Presente dappertutto nel mondo, ma soprattutto nell’acqua del mare, il sale è noto almeno dal 3000 a. C. per le sue qualità antibatteriche, ottime per la conservazione dei cibi. Che sia figlio del mare lo dice il nome stesso, derivato dalla radice indoeuropea sal-/hal-/har-, da cui deriva anche il greco háls ‘mare, sale’ e il latino sal (il latino mare deriva da un’altra radice che significa ‘ammasso d’acqua’). Per la precisione, la radice sal-/hal-/har- non ha niente a che fare con l’acqua, ma indica uno spazio grande e uniforme. Dalla stesse radice, infatti, vengono parole come il latino area (da cui le italiane area e aia) e il greco hálos (da cui alone). Meno sorprendentemente, dal greco háls, nel senso di ‘sale’ vengono, in italiano, alogeno (detto di elementi chimici che formano sali se uniti ad un metallo) e il tecnicismo haloterapia.

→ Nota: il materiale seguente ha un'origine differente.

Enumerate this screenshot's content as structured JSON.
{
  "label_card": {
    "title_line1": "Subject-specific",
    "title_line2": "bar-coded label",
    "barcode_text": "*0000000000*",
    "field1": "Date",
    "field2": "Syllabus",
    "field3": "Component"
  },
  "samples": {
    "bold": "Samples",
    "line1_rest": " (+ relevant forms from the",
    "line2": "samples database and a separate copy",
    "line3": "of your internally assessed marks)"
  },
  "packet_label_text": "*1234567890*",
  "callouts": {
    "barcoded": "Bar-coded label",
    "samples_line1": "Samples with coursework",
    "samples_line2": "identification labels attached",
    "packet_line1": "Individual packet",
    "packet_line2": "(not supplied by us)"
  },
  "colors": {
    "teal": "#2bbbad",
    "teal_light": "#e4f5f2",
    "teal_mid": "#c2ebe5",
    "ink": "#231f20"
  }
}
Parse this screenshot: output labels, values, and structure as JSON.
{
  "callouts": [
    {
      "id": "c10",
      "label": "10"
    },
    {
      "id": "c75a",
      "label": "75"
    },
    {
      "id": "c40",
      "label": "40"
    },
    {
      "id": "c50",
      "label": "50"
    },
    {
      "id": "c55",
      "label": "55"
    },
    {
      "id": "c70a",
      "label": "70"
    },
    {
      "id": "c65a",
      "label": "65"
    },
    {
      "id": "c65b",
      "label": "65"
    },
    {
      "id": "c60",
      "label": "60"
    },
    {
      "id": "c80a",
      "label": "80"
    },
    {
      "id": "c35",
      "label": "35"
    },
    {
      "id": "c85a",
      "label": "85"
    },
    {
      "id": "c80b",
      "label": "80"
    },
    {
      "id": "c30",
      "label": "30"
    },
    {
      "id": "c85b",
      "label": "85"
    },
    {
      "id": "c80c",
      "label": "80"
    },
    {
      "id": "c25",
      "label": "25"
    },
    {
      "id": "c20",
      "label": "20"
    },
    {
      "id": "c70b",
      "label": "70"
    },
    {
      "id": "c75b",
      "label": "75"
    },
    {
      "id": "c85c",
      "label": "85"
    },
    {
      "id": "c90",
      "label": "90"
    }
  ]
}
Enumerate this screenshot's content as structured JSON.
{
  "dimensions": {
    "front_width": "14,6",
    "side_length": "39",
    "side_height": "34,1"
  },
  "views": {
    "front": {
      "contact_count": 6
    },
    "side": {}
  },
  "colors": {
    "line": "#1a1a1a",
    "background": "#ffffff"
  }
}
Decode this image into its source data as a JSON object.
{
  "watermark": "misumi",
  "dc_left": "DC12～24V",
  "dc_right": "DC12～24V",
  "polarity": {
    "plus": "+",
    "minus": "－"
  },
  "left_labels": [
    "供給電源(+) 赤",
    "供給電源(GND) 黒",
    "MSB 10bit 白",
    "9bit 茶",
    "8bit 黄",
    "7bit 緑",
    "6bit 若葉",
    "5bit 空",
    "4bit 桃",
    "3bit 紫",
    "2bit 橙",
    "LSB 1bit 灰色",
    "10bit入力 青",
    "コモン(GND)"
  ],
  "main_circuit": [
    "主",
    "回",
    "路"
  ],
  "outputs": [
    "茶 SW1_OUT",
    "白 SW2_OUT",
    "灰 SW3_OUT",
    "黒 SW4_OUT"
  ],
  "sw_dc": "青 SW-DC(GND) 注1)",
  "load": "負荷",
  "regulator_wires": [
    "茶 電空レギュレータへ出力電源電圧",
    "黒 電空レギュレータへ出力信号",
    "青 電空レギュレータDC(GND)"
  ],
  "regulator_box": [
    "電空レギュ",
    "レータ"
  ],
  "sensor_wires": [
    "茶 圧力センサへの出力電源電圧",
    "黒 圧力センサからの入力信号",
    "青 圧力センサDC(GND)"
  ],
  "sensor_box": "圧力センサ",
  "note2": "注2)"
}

Gli antichi romani avevano un’alta considerazione del sale, tanto da costruire un’intera via consolare, la Salaria, da Roma a Castrum Truentinum (oggi Porto d’Ascoli) sul Mare Adriatico, per trasportarlo a Roma tanto dal Mare Adriatico quanto dalle antichissime saline intorno alla foce del Tevere. Il sale era strategico per la vita romana: consentiva, si è detto, di conservare i cibi grazie alle tecniche di salagione, ma era anche offerto agli dei nei sacrifici e persino usato come denaro, per pagare giornalmente soldati e funzionari pubblici. Erano, costoro, i primi salariati della storia, cioè i primi impiegati a ricevere un salario per il loro servizio.
L’utilità del sale in campi centrali per la sopravvivenza, l’aspetto, bianco e puro, e forse anche la parentela con l’acqua favorirono già in epoca antica la costruzione di un’immagine vitale e positiva per questo elemento. Da qui la coniazione, dalla stessa radice, di parole che hanno a che fare con la salute, come salve ‘stammi bene’, salus ‘salvezza, salute’, salubritas ‘sanità’. Il simbolo del sale/salute si continuò anche nel Medioevo, durante il quale esso veniva sparso durante battesimi, benedizioni ed esorcismi, mentre se ne deplorava lo spreco, considerato non solamente antieconomico, ma anche di cattivo augurio.
L’alone simbolico sviluppatosi intorno al sale, però, è ancora più complesso: oltre alla salute, esso è associato fin dall’antichità all’intelligenza; impronte di questo valore sono ancora ben presenti in italiano (e in altre lingue moderne), sia nel patrimonio idiomatico che nei significati di alcune parole. Celebre è l’espressione “sale della terra”, con cui Cristo definisce i suoi discepoli nel sermone della montagna, ma è anche significativo che gli aggettivi insipido e sciocco, indicanti una pietanza non sufficientemente salata, qualifichino anche una persona non brillante. Non solamente il sale, tra l’altro, è usato come metafora dell’intelligenza, ma anche il confinante concetto di sapore. Gli aggettivi insipido, saporito, sapido (tanto ‘gustoso’, quanto ‘sagace, arguto’) e lo stesso nome sapore sono imparentati con il verbo latino sàpere, che dal significato ‘avere sapore’ aveva sviluppato già nell’antica Roma quello metaforico di ‘avere conoscenza’, con tutte le conseguenti ramificazioni nelle lingue moderne, neolatine e no (vale la pena ricordare almeno il nome inglese savvy ‘acume’).
Dopo una storia tanto gloriosa, oggi il sale ha perso gran parte della sua funzione, quindi anche della sua potenza simbolica. È molto meno usato come additivo per la conservazione del cibo, anche se rimane essenziale nella confezione dei salumi e di altri alimenti tipici. Recenti studi, inoltre, hanno dimostrato che l’assunzione di una dose superiore a 5g al giorno può essere molto nociva, arrivando a causare un aumento del 27% dell’incidenza di ictus o di malattie cardiovascolari.